Perhaps it’s the Downton Abbey success or maybe it’s the centenary of the sinking of Titanic, but my Transatlantic playset for Morningstar’s Fiasco game has been gaining traction this year!
A recent positive review on Shut Up & Sit Down introduces the game and uses Transatlantic as the mechanical demo. Sean Nitter wrote up some excellent Actual Play about Fiascon’s play session:
Hot damn. Within a few scenes Nikola was revealed as a spy bent on giving secrets transported on the Leviathan to a German Uboat that was following us. As the torpedo was fired and the ship was sinking, that’s when we realized Nikola was actually Nikolas! He is a she is he again! And “he” took my Elke hostage!
As the sinking of the Titanic’s anniversary is quickly approaching, there are a few new online resources that would be excellent for consideration in advance of your next Transatlantic play:
Titanic Real Time is a “real time” twitter feed of fictionalized account of how the Titanic was built, stored and how things may have progressed towards that fateful day. Excellent quotidian fire for your fiction. Here’s an example:
#photographer I snapped this as she left Belfast on her trials. I’m already itching to rejoin her at Southampton! http://twitpic.com/94lvk5
#crew We have just been given the orders – sea trials to commence immediately. Next stop – Southampton.
#engineering A nervous but exciting morning for us. In 30 minutes the ship will leave dock for sea trials – let’s hope for a clear day
#engineer Refrigeration units are of the C02 type utilising the gas in its compressed form. Hopefully the poultry should keep!
#engineer Titanic has two ice-making machines located on G Deck. We want the passengers to have every luxury whilst they drink and dine.
#crew Sea trials tomorrow but most of the interior isn’t even complete yet! Let’s hope the boys in Southampton work fast!
Want more? FirstyWork has released a detailed Titanic Titanic App with a slew of historical information and photographs about the ship and the event.
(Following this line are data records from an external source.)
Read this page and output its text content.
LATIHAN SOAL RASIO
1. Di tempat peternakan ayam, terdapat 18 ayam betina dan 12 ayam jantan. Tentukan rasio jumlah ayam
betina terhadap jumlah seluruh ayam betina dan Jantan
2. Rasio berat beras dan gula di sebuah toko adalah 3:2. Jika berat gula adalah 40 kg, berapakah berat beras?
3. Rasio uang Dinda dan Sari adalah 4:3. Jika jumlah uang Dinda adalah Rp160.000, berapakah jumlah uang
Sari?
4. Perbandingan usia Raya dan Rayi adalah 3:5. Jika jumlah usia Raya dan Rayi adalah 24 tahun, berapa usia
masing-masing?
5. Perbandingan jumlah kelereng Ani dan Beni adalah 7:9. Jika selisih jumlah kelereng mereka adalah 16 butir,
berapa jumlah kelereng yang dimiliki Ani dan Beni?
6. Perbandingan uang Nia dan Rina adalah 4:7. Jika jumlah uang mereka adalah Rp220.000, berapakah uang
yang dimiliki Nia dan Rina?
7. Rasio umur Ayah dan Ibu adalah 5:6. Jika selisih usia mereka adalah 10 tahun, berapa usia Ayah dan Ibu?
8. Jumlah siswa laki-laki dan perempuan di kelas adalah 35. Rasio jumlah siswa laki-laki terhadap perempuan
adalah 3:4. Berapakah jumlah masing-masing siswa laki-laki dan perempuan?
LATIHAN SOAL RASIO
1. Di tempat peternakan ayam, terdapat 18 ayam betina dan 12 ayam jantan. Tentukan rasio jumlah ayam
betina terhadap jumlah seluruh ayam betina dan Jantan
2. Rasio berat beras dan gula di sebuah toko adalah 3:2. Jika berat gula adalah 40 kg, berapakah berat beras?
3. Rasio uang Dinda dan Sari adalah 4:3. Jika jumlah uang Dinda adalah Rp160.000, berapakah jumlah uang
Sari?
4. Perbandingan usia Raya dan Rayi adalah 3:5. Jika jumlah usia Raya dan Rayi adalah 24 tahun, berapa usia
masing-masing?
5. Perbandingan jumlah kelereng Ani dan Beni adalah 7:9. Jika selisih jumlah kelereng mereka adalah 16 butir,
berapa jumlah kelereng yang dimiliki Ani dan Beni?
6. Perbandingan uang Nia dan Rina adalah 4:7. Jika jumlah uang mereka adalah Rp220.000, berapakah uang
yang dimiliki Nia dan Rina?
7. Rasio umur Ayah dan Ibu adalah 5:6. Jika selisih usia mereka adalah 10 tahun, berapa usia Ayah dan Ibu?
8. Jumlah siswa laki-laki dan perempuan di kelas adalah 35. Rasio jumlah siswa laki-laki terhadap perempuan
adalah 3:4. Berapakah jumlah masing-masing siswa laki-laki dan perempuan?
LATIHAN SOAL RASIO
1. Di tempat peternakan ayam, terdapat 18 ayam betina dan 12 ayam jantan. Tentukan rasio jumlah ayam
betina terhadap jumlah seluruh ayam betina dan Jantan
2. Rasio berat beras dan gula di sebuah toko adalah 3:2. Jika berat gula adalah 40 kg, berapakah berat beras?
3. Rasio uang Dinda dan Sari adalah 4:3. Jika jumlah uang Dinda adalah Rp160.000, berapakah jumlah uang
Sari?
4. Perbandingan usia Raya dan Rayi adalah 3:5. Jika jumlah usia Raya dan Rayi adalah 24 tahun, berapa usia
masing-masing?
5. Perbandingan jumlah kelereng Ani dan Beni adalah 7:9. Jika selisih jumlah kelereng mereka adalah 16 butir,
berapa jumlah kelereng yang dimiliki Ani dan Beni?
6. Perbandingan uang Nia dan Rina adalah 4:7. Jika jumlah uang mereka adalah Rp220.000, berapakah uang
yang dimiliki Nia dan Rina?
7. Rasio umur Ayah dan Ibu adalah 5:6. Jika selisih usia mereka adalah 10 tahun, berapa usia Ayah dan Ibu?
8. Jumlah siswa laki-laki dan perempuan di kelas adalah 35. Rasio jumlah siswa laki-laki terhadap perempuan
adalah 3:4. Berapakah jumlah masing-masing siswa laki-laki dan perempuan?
Snippets of life onboard the Titanic have been making the round this month. This one in particular seems appropriate:
The story of the Philadelphia millionaire Billy Carter, for example. He boarded the Titanic with 60 shirts, 15 pairs of shoes, two sets of tails, 24 polo sticks, a new Renault and two dogs. His reaction, when he realised she was sinking, was to put his head round the door of the family suite and bark at his wife to dress herself and the children, before scarpering to grab himself a place in an early lifeboat. They met again at eight o’clock the following morning, aboard the rescue ship, Carpathia. “All he said,” his wife testified during their divorce, “was that he’d had a jolly good breakfast, and never thought I would make it.”